Elmus Stockstill and Edward Course surely have no devious intentions in wanting to get the external printers off Leflore County’s touch-screen voting machines. But the county’s two top election officials are just wrong — and obviously not well-schooled — on how susceptible electronic voting machines are to hacking and why these printers are the only safeguard against it. Just 10 minutes on the Internet will turn up a decade worth of studies and reports showing that all it takes is access, a basic knowledge of electronics and a few minutes to rig voting machines like those used in Leflore County. I recommend the Board of Supervisors spends 30 minutes reading the study summaries or watching the videos produced by university and government researchers demonstrating the vulnerabilities of so-called “direct recording electronic” (DRE) voting equipment made by Diebold or any of the other touch-screen manufacturers. If the supervisors educated themselves the tiniest bit on this subject, they would see how comical it was of Stockstill, the circuit clerk, to talk — in response to a column I wrote last Sunday — of the memory card inserted in the machines as some kind of fail-safe against hacking. The memory card is actually one likely conduit for introducing a vote-stealing virus.
… Pamela Smith is the president of the Verified Voting Foundation, a nonprofit organization founded 13 years ago by a Stanford University computer science professor concerned with the reliability and accuracy of voting systems. Smith tells the story about an overtaxed DRE machine in North Carolina that in 2004 reached a memory threshold and did not record the last 4,000 votes cast on it. That year, one of the statewide elections was decided by less than 2,000 votes. Because the faulty voting machine did not have an external printer, there was no way to recreate who got those missing 4,000 ballots. Eight months later, North Carolina passed a law requiring voter-verified paper records and post-election audits of their voting systems to ensure their accuracy, Smith said.
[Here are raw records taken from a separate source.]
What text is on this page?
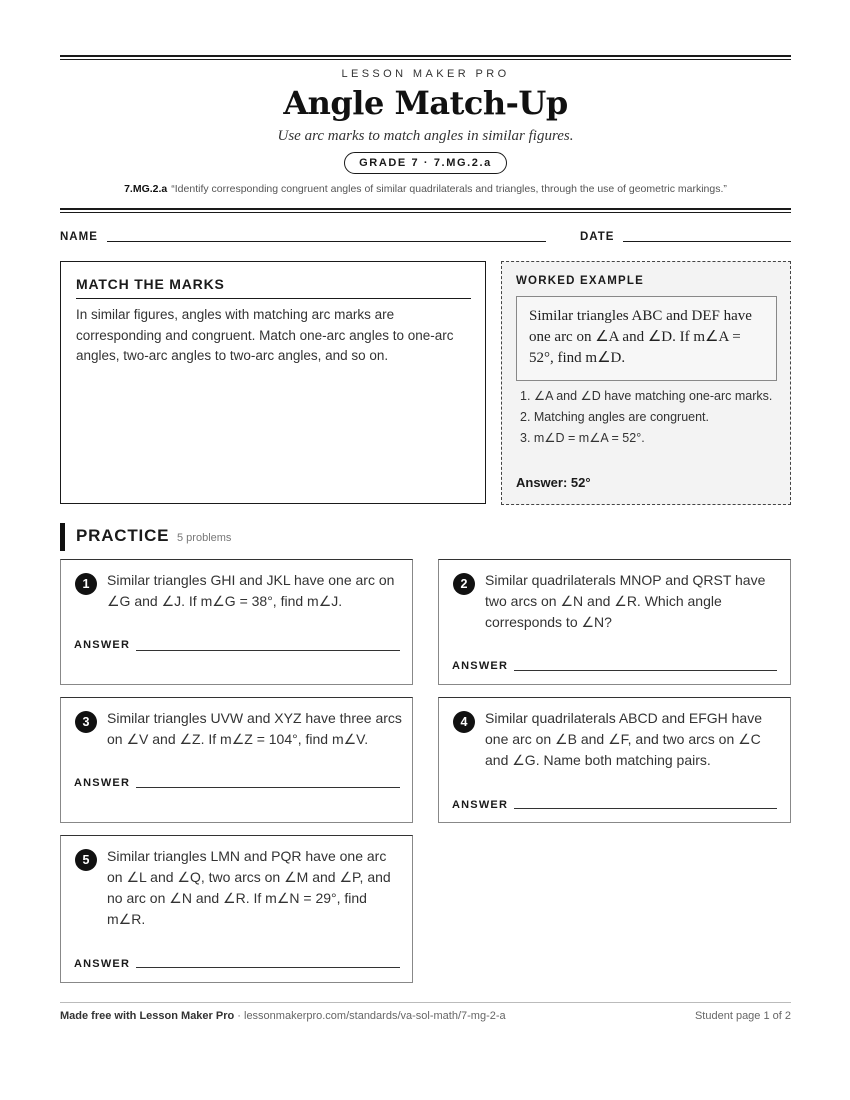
LESSON MAKER PRO
Angle Match-Up
Use arc marks to match angles in similar figures.
GRADE 7 · 7.MG.2.a
7.MG.2.a “Identify corresponding congruent angles of similar quadrilaterals and triangles, through the use of geometric markings.”
NAME	DATE
MATCH THE MARKS
In similar figures, angles with matching arc marks are corresponding and congruent. Match one-arc angles to one-arc angles, two-arc angles to two-arc angles, and so on.
WORKED EXAMPLE
Similar triangles ABC and DEF have one arc on ∠A and ∠D. If m∠A = 52°, find m∠D.
1. ∠A and ∠D have matching one-arc marks.
2. Matching angles are congruent.
3. m∠D = m∠A = 52°.
Answer: 52°
PRACTICE 5 problems
1	Similar triangles GHI and JKL have one arc on ∠G and ∠J. If m∠G = 38°, find m∠J.
ANSWER
2	Similar quadrilaterals MNOP and QRST have two arcs on ∠N and ∠R. Which angle corresponds to ∠N?
ANSWER
3	Similar triangles UVW and XYZ have three arcs on ∠V and ∠Z. If m∠Z = 104°, find m∠V.
ANSWER
4	Similar quadrilaterals ABCD and EFGH have one arc on ∠B and ∠F, and two arcs on ∠C and ∠G. Name both matching pairs.
ANSWER
5	Similar triangles LMN and PQR have one arc on ∠L and ∠Q, two arcs on ∠M and ∠P, and no arc on ∠N and ∠R. If m∠N = 29°, find m∠R.
ANSWER
Made free with Lesson Maker Pro · lessonmakerpro.com/standards/va-sol-math/7-mg-2-a	Student page 1 of 2
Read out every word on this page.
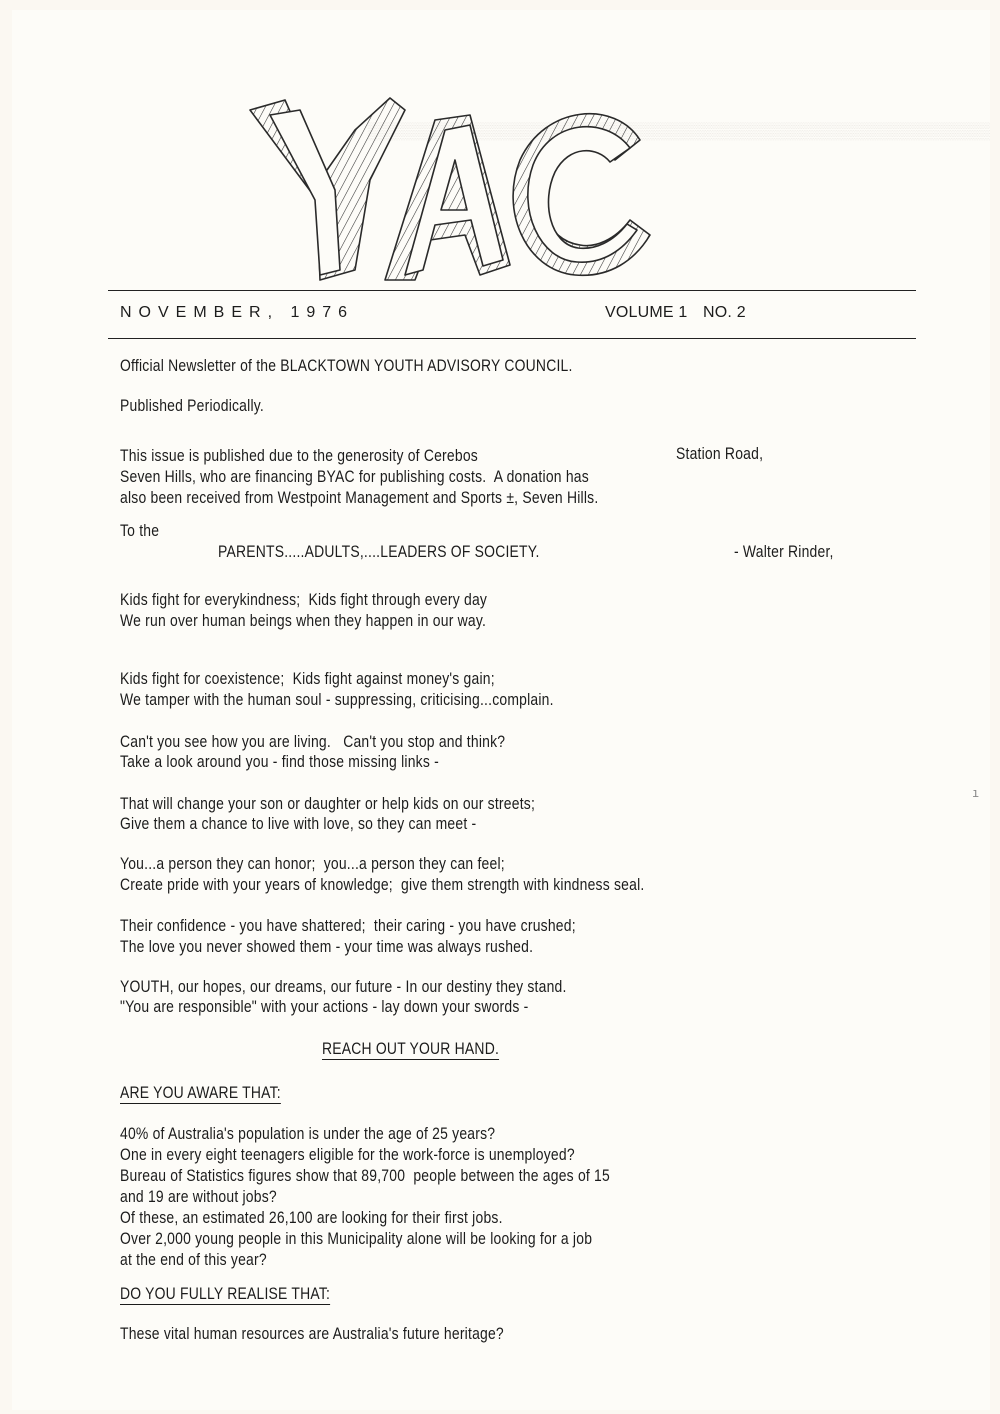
YAC
NOVEMBER, 1976	VOLUME 1 NO. 2
Official Newsletter of the BLACKTOWN YOUTH ADVISORY COUNCIL.
Published Periodically.
This issue is published due to the generosity of Cerebos	Station Road,
Seven Hills, who are financing BYAC for publishing costs.  A donation has
also been received from Westpoint Management and Sports ±, Seven Hills.
To the
PARENTS.....ADULTS,....LEADERS OF SOCIETY.	- Walter Rinder,
Kids fight for everykindness;  Kids fight through every day
We run over human beings when they happen in our way.
Kids fight for coexistence;  Kids fight against money's gain;
We tamper with the human soul - suppressing, criticising...complain.
Can't you see how you are living.   Can't you stop and think?
Take a look around you - find those missing links -
That will change your son or daughter or help kids on our streets;
Give them a chance to live with love, so they can meet -
You...a person they can honor;  you...a person they can feel;
Create pride with your years of knowledge;  give them strength with kindness seal.
Their confidence - you have shattered;  their caring - you have crushed;
The love you never showed them - your time was always rushed.
YOUTH, our hopes, our dreams, our future - In our destiny they stand.
"You are responsible" with your actions - lay down your swords -
REACH OUT YOUR HAND.
ARE YOU AWARE THAT:
40% of Australia's population is under the age of 25 years?
One in every eight teenagers eligible for the work-force is unemployed?
Bureau of Statistics figures show that 89,700  people between the ages of 15
and 19 are without jobs?
Of these, an estimated 26,100 are looking for their first jobs.
Over 2,000 young people in this Municipality alone will be looking for a job
at the end of this year?
DO YOU FULLY REALISE THAT:
These vital human resources are Australia's future heritage?
ı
“Things go wrong. That’s going to happen. It’s Murphy’s Law,” she said. “But there’s a big difference between an election where if something does go wrong, you could solve for it, versus an election where something goes wrong, there’s no way to resolve it legitimately. “I’m afraid that Mississippi has put itself in that latter category.”
Because of all the problems with DREs, most states are moving away from them. Smith’s organization says the optimal voting systems are those in which physical ballots are marked by the voters and counted by an optical scanner. If the scanner malfunctions or is tampered with, the ballots can be counted by hand. More jurisdictions throughout the country use these paper ballot/scanner systems than any other type of voting set-up. In Mississippi, however, only a handful of counties do.